The end of Maryville MO

1 John 4: 13-15
"And how bold and free we then become in his presence, freely asking according to his will, sure that he's listening. "

We're home!  Although the first two days of the trip I was highly doubting why I was along, and didn't just go to my parents for the weekend, I am so glad I went along to Maryville MO.  I am also so glad to be home.  

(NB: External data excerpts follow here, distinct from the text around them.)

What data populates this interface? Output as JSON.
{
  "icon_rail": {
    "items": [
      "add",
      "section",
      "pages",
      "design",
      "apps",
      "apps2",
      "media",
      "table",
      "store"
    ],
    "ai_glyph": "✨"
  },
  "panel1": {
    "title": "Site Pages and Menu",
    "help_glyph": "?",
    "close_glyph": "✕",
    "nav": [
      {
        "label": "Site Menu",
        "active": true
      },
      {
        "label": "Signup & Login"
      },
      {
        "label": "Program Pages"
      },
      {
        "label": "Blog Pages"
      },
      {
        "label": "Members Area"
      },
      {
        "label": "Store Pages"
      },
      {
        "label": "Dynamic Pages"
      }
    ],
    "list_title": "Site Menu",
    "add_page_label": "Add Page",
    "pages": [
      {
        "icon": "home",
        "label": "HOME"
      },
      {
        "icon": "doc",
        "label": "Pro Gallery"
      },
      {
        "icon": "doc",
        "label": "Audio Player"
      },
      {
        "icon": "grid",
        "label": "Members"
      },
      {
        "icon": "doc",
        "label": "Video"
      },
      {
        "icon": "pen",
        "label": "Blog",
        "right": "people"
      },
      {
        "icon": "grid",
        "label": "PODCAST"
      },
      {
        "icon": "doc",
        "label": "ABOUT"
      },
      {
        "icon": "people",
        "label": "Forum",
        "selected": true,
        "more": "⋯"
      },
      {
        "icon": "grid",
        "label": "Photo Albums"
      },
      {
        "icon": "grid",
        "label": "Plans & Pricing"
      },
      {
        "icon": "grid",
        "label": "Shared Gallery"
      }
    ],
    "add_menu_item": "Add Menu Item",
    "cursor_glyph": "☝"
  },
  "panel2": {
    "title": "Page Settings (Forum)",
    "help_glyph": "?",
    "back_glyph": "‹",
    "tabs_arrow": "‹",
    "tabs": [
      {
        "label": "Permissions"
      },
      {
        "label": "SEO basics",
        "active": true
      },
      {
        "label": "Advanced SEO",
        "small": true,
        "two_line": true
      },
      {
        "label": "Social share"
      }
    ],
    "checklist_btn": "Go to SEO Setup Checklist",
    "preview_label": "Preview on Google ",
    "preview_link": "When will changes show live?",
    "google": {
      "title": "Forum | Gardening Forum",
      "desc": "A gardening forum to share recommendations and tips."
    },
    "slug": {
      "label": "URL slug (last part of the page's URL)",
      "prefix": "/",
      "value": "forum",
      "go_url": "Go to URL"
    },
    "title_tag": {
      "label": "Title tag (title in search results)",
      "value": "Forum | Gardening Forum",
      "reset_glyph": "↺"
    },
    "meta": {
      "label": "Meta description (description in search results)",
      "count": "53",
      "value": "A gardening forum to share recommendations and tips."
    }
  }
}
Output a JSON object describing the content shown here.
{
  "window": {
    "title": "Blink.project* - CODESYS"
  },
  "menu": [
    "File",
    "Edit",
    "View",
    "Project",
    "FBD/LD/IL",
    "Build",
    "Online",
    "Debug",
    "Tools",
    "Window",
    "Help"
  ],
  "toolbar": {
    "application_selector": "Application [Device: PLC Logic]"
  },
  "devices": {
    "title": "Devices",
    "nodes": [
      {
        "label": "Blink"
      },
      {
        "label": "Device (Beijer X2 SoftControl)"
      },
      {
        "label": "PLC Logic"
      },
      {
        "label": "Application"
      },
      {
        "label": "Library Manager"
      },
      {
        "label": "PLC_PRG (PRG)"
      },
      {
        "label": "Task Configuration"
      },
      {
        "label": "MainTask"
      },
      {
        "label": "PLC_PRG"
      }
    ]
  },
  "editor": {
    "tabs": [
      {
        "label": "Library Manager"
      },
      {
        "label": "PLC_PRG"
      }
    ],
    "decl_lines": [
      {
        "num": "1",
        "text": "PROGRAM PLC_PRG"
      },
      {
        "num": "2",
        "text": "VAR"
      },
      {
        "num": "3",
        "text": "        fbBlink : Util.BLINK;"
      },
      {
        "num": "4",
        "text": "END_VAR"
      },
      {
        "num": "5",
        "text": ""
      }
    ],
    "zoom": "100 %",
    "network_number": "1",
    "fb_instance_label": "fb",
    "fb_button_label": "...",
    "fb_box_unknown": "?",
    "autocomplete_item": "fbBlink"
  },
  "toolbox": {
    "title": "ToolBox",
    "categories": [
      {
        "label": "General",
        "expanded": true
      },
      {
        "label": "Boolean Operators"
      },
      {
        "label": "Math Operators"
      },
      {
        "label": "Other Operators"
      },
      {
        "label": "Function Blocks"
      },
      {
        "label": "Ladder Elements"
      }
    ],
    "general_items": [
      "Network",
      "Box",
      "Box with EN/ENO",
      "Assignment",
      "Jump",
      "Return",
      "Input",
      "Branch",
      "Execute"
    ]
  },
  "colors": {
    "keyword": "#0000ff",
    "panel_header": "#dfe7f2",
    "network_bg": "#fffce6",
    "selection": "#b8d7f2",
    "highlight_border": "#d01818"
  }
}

I asked God to be very active  in my heart during our weekend away, and give me a renewed passion for college students, for ministry, and even for Navigators.  Although I have to process the fullness of the weekend, saying that God was active is an understatement!  My biggest take aways are not specific things that were key points of any session, or even purposely taught, but I think a lot of God's lessons come from a teacher who is praying that God will use them, and a student who's heart is being called to action long before the lesson is taught.  Here's some of what he's trying to teach me:

  • He started whispering to me long before the weekend began.  After the first night, continuing on through out the conference, God made it very clear how badly he wanted me to be in conversation with him, through prayer.  He humbled me, and then   in spite of my failure to obey him and take advantage of this powerful spiritual weapon in the past, he invited me ever so gently (and loudly) to start now.  
  • What I am lacking to find in our ministry and our life, is not because Nav's has failed to provide it, but because I am lazy in accomplishing it.  
  • Pride is the root of almost ALL my sins.  I choose my pride over His holiness. PRIDE=contending for supremacy with God.(Jerry Bridges)
                                                Humility:  True Greatness  -     
        By: C.J. Mahaney
      
  • My lack of mirroring Jesus in my life is ONLY because I choose otherwise.  God isn't sitting deciding not to make me holy, I daily decide that other things look more desirable, and turn from Him to do them.  This reality makes me sick.
This is far from a complete list of what is going on inside my head, and heart, and notebook.  But it's about all that I can swallow right now.  Now the question is the same as after every conference/retreat: What to do now...? A helpful analogy of how to handle all that I am wanting to be handled, I actually missed while checking on Benjamin, but Joel shared with me later.  The VERY short of it, points to a busy speed boat making the bay crazy with its noise and waves, and then leaving.  But there is calm quiet water with nothing to show for the activities of the boat.  Compare that with a farmer whom no one notices, but over a long period of time quietly and with hard work, harvests a good crop, that feeds the village and nourishes people and creates more farmers with more harvests and more nourishment.  I don't want to be a speed boat, raising a ruckus with nothing to show for all noise.